The default backend is OpenAI / Codex OAuth. The example environment sets OPENAI_MODEL=gpt-5.4 and AUTOLEAN_CODEX_MODEL=gpt-5.4, and the quick start explicitly asks the user to run codex auth login.

The .env.example also documents alternate Anthropic-compatible backends, including direct Anthropic API, AWS Bedrock, Google Vertex AI, Azure Foundry, and MiniMax. If the operator wants the math tools to stop using codex exec, they can set AUTOLEAN_USE_CODEX=0.

Extensibility surface

MathCode exposes three repo-local extension points:

  • skills/ for markdown skills and proving guidance
  • tools/ for Python analysis tools such as axiom_checker, sorry_analyzer, proof_stats, and lib_search
  • plugins/ for commands, skills, agents, hooks, MCP servers, and related integrations

The plugin README says .mathcode-plugin/plugin.json manifests are the native format, but .claude-plugin/ is also supported for compatibility with upstream Claude Code plugins.
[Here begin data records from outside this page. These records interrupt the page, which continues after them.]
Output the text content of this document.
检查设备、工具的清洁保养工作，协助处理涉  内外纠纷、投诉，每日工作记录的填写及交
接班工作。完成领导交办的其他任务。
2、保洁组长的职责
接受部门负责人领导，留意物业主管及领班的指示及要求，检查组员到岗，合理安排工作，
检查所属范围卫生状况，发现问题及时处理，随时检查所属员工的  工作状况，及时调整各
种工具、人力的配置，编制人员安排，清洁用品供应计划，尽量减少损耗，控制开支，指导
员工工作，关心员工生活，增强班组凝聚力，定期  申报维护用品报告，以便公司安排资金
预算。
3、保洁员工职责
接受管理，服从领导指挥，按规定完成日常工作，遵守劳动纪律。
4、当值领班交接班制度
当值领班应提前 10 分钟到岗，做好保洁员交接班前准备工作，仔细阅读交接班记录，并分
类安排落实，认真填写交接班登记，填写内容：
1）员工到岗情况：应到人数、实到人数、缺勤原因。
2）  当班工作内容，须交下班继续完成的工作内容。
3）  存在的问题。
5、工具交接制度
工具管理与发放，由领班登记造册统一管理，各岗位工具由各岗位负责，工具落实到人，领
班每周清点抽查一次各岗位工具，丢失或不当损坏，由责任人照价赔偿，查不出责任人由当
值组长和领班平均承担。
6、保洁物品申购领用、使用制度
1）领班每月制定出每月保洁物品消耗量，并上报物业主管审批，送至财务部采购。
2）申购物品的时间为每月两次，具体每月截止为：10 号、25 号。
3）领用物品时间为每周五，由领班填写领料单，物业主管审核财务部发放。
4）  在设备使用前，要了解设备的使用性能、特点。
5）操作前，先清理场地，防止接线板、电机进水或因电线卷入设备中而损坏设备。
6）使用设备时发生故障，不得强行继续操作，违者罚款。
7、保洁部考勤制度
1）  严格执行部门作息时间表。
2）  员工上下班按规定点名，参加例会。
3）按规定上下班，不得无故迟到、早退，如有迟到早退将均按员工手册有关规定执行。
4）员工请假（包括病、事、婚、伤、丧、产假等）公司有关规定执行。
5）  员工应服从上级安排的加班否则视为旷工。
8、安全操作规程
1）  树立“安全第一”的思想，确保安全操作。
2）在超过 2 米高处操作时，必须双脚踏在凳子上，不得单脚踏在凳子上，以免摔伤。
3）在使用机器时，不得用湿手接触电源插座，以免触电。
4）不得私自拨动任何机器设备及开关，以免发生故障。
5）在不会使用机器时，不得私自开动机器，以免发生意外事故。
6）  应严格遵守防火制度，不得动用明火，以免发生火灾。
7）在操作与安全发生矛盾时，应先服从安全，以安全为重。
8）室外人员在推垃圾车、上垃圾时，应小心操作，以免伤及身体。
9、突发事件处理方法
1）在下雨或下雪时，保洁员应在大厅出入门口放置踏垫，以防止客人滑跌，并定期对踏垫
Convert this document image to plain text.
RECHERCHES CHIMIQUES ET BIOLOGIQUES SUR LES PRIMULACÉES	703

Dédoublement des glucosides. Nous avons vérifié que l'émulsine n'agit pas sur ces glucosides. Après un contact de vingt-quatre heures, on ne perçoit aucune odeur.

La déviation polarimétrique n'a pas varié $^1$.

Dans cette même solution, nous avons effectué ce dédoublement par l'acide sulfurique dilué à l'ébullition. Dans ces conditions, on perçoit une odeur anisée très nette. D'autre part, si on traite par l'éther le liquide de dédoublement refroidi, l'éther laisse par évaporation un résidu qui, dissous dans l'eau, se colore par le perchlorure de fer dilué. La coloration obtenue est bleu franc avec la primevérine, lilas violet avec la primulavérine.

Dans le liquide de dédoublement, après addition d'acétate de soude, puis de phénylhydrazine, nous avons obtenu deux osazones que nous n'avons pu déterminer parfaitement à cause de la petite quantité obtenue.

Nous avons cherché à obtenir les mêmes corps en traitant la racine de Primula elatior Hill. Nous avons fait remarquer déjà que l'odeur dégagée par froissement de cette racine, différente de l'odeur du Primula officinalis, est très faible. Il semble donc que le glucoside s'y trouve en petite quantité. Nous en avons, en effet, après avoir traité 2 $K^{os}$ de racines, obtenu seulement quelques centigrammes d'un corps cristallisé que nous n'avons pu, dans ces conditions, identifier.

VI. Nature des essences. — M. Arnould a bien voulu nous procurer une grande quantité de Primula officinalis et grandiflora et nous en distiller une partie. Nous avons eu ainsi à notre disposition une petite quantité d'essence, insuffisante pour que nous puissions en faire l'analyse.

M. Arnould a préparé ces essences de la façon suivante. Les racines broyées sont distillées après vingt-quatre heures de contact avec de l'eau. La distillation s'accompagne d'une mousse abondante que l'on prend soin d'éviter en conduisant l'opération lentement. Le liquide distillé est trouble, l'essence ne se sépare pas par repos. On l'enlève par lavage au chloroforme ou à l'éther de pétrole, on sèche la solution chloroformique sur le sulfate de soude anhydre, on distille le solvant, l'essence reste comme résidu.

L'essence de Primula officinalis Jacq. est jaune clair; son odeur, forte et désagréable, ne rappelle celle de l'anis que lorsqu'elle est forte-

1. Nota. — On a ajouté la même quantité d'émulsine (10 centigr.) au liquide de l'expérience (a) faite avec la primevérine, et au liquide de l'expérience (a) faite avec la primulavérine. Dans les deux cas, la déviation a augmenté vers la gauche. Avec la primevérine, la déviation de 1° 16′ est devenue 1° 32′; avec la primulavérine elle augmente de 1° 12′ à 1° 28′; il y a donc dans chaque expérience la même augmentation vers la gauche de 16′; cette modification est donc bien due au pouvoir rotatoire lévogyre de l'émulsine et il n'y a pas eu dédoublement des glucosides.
Requirements and constraints

  • Officially documented platforms: macOS arm64 and Linux x86_64
  • Python 3.12+ is only needed for some analysis tools in tools/
  • Lean toolchain and Mathlib caches are significant enough that the setup script explicitly checks disk space and offers cache-skip controls
  • The public repo is not a fully self-hosted source build of the main runtime; it bootstraps a release binary

Acknowledgment lineage

The README states that MathCode’s math formalization and proving pipeline is based on the AUTOLEAN project.